While, in the moment, I had to pick my jaw up off the floor, in hindsight, I am incredibly grateful for his honesty. As I processed his words, I realized the performance anxiety and decision paralysis I experienced during the internship wasn’t rooted in my supervisor’s expectations of me but from my own second-guessing of my abilities. I was sabotaging my own success.

I can identify this pattern of self-prescribed inadequacy and underperformance in more areas than my professional life. Whether these insecurities are produced by internalized expectations or are perceived from the surrounding environment, I run into distorted thoughts of myself at all junctures of my life. However, thanks to my truth-speaking community and some intentional mental heavy-lifting, I find I’m quicker to move away from anxiety and toward peace in these spaces than when I was a nervous intern.

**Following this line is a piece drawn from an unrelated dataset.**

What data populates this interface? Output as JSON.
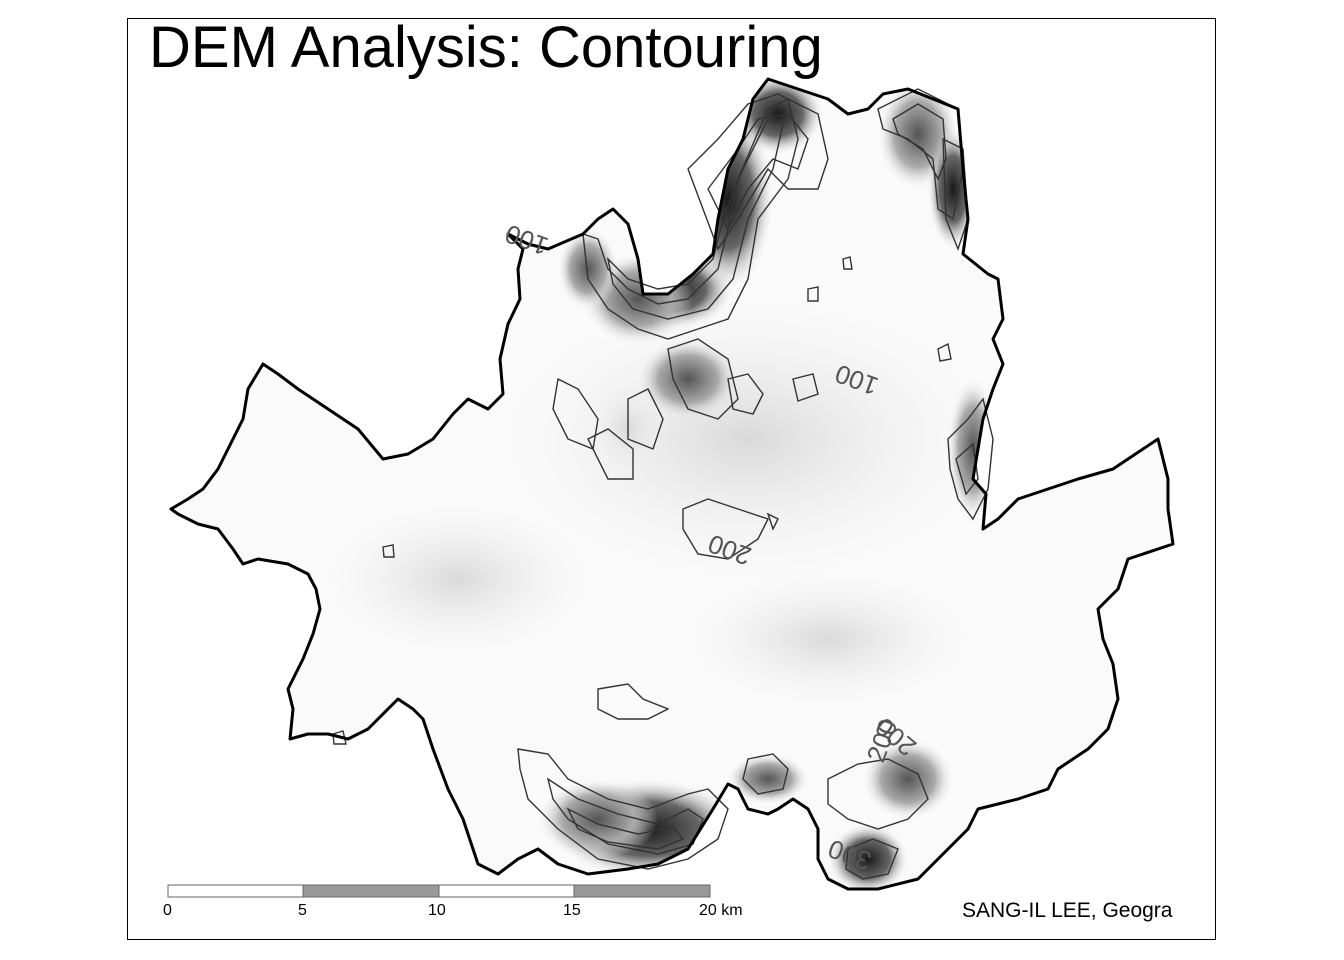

If, like me, you treat yourself as the exception to your own sound advice or tend to reject the truth others speak over your life, here are a few habits worth exercising:

  1. Identify the friends, family members and mentors around you that will champion your strengths and call out your shortcomings with grace. The first step in combating your inner critic is knowing who you can turn to to receive an accurate account of your strengths when thoughts of inadequacy start to get the best of you. It’s time to get vulnerable!
  2. Call forth the strengths of others. The more you meaningfully speak truth and encouragement into the lives around you, the easier it will be to adopt the same expectations for yourself. Take note of the grace you extend to others yet deny yourself.
  3. In moments of self-doubt, trust the insight of those close to you over your inner critic. It’s easier said than done. Refusing to indulge your insecurities and open yourself up to healing takes an immense amount of vulnerability and self-control. Use your community to dispel lies and bring you back to the knowledge of who you are in Christ.
  4. Let failure launch you, not crush you. You will fail. Say it with me: “I will fail.” You will save yourself so much grief if you understand that taking ownership of your mistakes and extending yourself grace are not mutually exclusive actions.
  5. Get the job done. The world cannot afford to lose your gifts to your insecurities. There are things to do, friends to encourage, and neighbors to serve. There are injustices to address, battles to fight, and a world that is in desperate need of healing. God has entrusted you with circumstances, people, and opportunities around you. Don’t question that he did; find out why he did.

Knowing, naming and using your gifts is a process, but it’s a worthy one. Rely on your people. Trust your abilities. Assume you’ll fail along the way. And expect amazing things as you endeavor to rightly see yourself as God’s image-bearer.